The server hot-swaps to whatever model a request asks for — just set the model field and it loads (and caches) that model, evicting the previous one. So one running server backs a coding harness that switches models per request, no restart. /v1/models lists every MLX model already in your HuggingFace cache plus the served one.

switch.shbash
# what's available to switch to
$ curl http://localhost:8080/v1/models

# switch by naming a different model in the request
$ curl http://localhost:8080/v1/chat/completions -d '{
      "model": "mlx-community/Qwen3.6-27B-OptiQ-4bit",
      "messages": [{"role": "user", "content": "hi"}]
    }'

Locally-built quants that were never pushed to the hub won't show up in the cache scan. Point --models-dir at the directory holding them and they're advertised in /v1/models too, switchable by passing their path as the request model:

terminalbash
$ optiq serve --model mlx-community/Qwen3.5-9B-OptiQ-4bit \
    --models-dir ./optiq_output --port 8080

Anthropic API: point Claude Code at your local quant

The same server simultaneously answers Anthropic's /v1/messages endpoint with the exact response shape Claude clients expect. This means you can drive a local mlx-optiq quant from any tool that speaks the Anthropic API: Claude Code, the official anthropic Python SDK, or your own integrations.

terminalbash
# Same optiq serve invocation.

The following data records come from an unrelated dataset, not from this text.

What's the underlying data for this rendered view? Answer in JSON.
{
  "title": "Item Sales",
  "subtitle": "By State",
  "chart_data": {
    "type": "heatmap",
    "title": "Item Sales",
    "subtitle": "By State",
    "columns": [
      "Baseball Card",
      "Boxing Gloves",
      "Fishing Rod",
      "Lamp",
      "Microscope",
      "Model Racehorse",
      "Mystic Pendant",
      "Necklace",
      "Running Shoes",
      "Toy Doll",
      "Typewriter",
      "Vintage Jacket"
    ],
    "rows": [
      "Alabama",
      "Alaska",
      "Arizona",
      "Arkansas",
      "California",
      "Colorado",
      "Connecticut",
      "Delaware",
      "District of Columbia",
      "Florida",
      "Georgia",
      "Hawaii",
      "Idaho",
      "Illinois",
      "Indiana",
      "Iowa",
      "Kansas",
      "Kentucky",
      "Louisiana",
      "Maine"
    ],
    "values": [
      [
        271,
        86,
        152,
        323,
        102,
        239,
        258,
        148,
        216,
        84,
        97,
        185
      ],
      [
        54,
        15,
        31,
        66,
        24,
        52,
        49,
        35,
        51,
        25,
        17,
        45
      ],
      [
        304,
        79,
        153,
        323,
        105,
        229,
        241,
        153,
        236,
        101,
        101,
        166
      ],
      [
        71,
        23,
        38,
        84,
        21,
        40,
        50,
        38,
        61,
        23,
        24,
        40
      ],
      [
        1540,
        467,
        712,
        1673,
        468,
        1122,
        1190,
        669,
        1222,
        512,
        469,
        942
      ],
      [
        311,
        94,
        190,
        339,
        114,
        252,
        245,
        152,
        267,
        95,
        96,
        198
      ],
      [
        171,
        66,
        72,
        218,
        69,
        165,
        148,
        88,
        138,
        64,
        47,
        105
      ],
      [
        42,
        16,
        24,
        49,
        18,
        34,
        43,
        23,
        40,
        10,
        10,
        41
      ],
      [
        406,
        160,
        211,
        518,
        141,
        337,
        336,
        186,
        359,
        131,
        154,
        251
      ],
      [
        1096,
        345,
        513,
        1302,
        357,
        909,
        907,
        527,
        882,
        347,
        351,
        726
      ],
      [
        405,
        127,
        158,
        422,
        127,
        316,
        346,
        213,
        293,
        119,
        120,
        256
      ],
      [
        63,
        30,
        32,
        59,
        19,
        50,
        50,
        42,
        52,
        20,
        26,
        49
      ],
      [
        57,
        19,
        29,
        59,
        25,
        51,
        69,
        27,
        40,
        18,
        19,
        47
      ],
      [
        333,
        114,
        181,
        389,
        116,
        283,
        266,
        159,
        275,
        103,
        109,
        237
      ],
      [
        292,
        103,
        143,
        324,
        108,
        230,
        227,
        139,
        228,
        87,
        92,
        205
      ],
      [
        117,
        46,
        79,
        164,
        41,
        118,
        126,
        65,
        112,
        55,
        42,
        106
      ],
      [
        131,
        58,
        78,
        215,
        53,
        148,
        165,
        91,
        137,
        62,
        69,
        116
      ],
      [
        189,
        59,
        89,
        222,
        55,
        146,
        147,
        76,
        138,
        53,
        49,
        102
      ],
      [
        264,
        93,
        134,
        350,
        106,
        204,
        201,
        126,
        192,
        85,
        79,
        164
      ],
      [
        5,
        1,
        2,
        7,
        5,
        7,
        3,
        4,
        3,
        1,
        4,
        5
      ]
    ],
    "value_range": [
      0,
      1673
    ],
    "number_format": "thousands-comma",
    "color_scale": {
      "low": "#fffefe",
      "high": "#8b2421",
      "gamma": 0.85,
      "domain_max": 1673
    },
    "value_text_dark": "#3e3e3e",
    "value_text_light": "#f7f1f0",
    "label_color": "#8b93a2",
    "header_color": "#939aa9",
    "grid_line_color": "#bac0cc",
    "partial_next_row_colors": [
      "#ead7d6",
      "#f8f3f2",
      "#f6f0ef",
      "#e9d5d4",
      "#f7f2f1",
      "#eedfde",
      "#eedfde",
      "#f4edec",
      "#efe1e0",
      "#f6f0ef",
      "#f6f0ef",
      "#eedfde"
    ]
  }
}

No extra flag needed.
$ optiq serve --model mlx-community/Qwen3.5-9B-OptiQ-4bit \
    --port 8080

Anthropic SDK against your local quant:

anthropic_client.pypython
from anthropic import Anthropic

client = Anthropic(
    base_url="http://localhost:8080",
    api_key="not-used",
)
resp = client.messages.create(
    model="mlx-community/Qwen3.5-9B-OptiQ-4bit",
    max_tokens=300,
    messages=[{"role": "user", "content": "hi"}],
)
print(resp.content[0].text)

Claude Code via env var (one line):

claude_code.shbash
export ANTHROPIC_BASE_URL="http://localhost:8080"
export ANTHROPIC_API_KEY="not-used"
$ claude    # now driven by your local quant
What's translated The shim accepts Anthropic-shaped requests, translates them into the OpenAI request the underlying mlx-lm engine wants, runs generation, and translates the response back into Anthropic shape, including streaming events. system, messages, max_tokens, stream, temperature, and top_p all work. Tool-use parameters are accepted but route through the same generation path (the underlying model does what it does; there's no server-side function-calling router).

Production tips

  • Bind to 127.0.0.1 for local-only use, or behind a reverse proxy. Don't expose the raw 0.0.0.0 binding to the public internet; there's no auth.
  • Set max-concurrency. The MLX runtime is single-process; concurrent generations share the GPU and degrade tail latency.
  • Tune --max-tokens conservatively. Each in-flight request keeps a KV cache resident; long contexts dominate memory.
  • Pre-load adapters. Loading a new adapter mid-flight stalls all in-flight requests. Mount everything you need at startup.